Twice in my adult life I ran away from home. I just needed to get away by myself for a while and hide from the disappointments, ongoing issues, life pressures, and perceived failure that had driven me to an all-time low. The issues, I knew, wouldn’t magically disappear when I returned, but a time-out, I hoped, would refresh, renew, and restore my energy, enthusiasm, and dreams.

The first time I went to my brother’s home in Alabama for a week. There I read, rested, ate nutritional food (the only kind they keep in the house), prayed, and rested … oh, wait, I said that. But resting my body, mind, and soul were vital to recovery, restoration, and renewal.

The second time I fled to a mountain cabin that was a special place when I was growing up. Now owned by close friends, the cabin is a healing place. There I rested, sat on the porch swing and listened to the wind in the trees and the birds squawking, put together a jigsaw puzzle, read, and ate microwave meals because I didn’t want to cook. After only three days, I was ready to return home.

The thing about running away: there’s something you’re running away from and something you’re running to.

I wonder—when Elijah fled Queen Jezebel, did he consciously set out for Mount Horeb?

Also known as the mountain of God, Horeb, better known as Mount Sinai, was the place where God called to Moses out of the burning bush with a challenging assignment and where, not too long after, He gave Moses the Ten Commandments. And it was here He met Elijah.

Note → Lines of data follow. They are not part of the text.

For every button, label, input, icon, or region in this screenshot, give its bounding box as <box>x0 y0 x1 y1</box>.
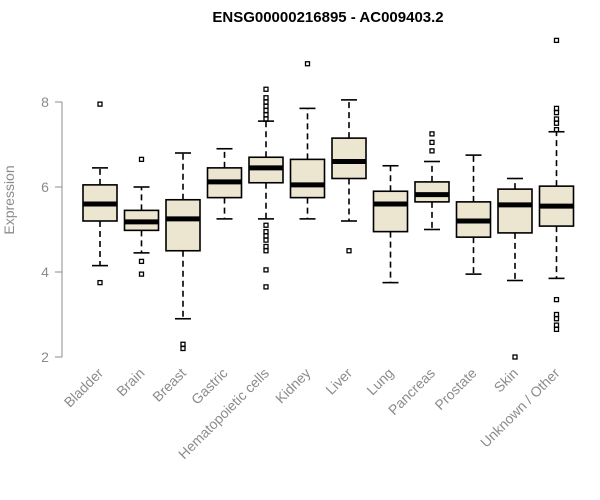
outlier-point <box>304 61 311 67</box>
iqr-box <box>372 190 409 233</box>
box-group <box>414 131 450 231</box>
x-tick-label: Prostate <box>431 365 479 413</box>
outlier-point <box>553 120 560 126</box>
outlier-point <box>553 326 560 333</box>
y-axis-label: Expression <box>1 165 17 234</box>
box-group <box>289 61 326 220</box>
outlier-point <box>138 271 145 277</box>
outlier-point <box>553 316 560 322</box>
outlier-point <box>180 341 186 347</box>
outlier-point <box>263 107 269 114</box>
outlier-point <box>553 296 560 303</box>
iqr-box <box>414 181 450 203</box>
outlier-point <box>263 99 269 105</box>
outlier-point <box>180 345 186 352</box>
outlier-point <box>553 105 560 112</box>
outlier-point <box>429 148 435 154</box>
outlier-point <box>263 95 269 101</box>
outlier-point <box>263 112 269 118</box>
outlier-point <box>553 311 560 318</box>
x-tick-label: Unknown / Other <box>477 365 563 451</box>
box-group <box>82 101 118 286</box>
x-tick-label: Liver <box>322 365 355 398</box>
outlier-point <box>263 103 269 109</box>
outlier-point <box>553 37 560 44</box>
y-axis: 2 4 6 8 <box>41 94 63 365</box>
chart-title: ENSG00000216895 - AC009403.2 <box>212 9 443 26</box>
box-group <box>123 156 160 277</box>
y-tick-label: 6 <box>41 179 49 195</box>
outlier-point <box>429 131 435 137</box>
iqr-box <box>165 198 201 252</box>
x-tick-label: Kidney <box>272 365 314 407</box>
x-tick-label: Bladder <box>61 365 107 411</box>
outlier-point <box>97 101 103 107</box>
outlier-point <box>263 222 269 228</box>
x-tick-label: Breast <box>149 365 189 405</box>
box-group <box>372 164 409 284</box>
outlier-point <box>263 228 269 235</box>
y-tick-label: 2 <box>41 349 49 365</box>
outlier-point <box>263 267 269 273</box>
iqr-box <box>331 137 367 180</box>
outlier-point <box>429 139 435 146</box>
outlier-point <box>263 237 269 243</box>
outlier-point <box>263 116 269 122</box>
outlier-point <box>553 109 560 116</box>
y-tick-label: 4 <box>41 264 49 280</box>
outlier-point <box>263 284 269 290</box>
outlier-point <box>553 126 560 133</box>
box-group <box>331 99 367 254</box>
x-tick-label: Skin <box>491 365 522 396</box>
box-group <box>538 37 575 333</box>
outlier-point <box>263 233 269 239</box>
box-group <box>455 154 492 275</box>
box-group <box>165 152 201 352</box>
outlier-point <box>512 354 518 360</box>
box-group <box>497 177 533 360</box>
outlier-point <box>97 279 103 286</box>
box-group <box>248 86 284 290</box>
outlier-point <box>138 156 145 163</box>
outlier-point <box>263 243 269 250</box>
x-tick-label: Brain <box>113 365 147 399</box>
outlier-point <box>138 258 145 265</box>
outlier-point <box>553 116 560 122</box>
outlier-point <box>346 248 352 254</box>
iqr-box <box>289 158 326 199</box>
iqr-box <box>497 188 533 234</box>
outlier-point <box>263 248 269 254</box>
x-tick-label: Lung <box>363 365 396 398</box>
box-group <box>206 147 243 220</box>
y-tick-label: 8 <box>41 94 49 110</box>
outlier-point <box>553 322 560 328</box>
box-series <box>82 37 575 360</box>
outlier-point <box>263 86 269 92</box>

He was gentle with his overwrought, exhausted servant.

Exhaustion affects us not only physically, but also mentally, emotionally, and spiritually. Exhaustion skews our perspective and judgment. So God addressed Elijah’s exhaustion first by giving him rest and refreshment.

Then He asked him, “What are you doing here, Elijah?”

Note that when Elijah answered God, he magnified the problem and minimized the good. Isn’t that what we tend to do when we’re exhausted and overwhelmed?

Then God gently corrected him, instructed him to return to his ministry, and gave him a helper.

Notice what God didn’t do:

  • He didn’t desert him.
  • He didn’t chastise him for lack of faith.
  • He didn’t tell him to man up.
  • He didn’t preach a sermon.
  • He didn’t tell him that things weren’t as bad as he thought, that he had a lot to be thankful for, that he should be ashamed of himself . . . yadda, yadda, yadda.
  • He didn’t release him from his calling.

What God did do was nourish him, sustain him, counsel him, and instruct him.

Just as God met Elijah at his point of deepest need, He’ll meet you at yours.

What are you running from? Who are you running to?

Where is your Mount Horeb?

Thank You, loving God, for meeting me at my point of deepest need. Amen.

Read and meditate on 1 Kings 19:1–18.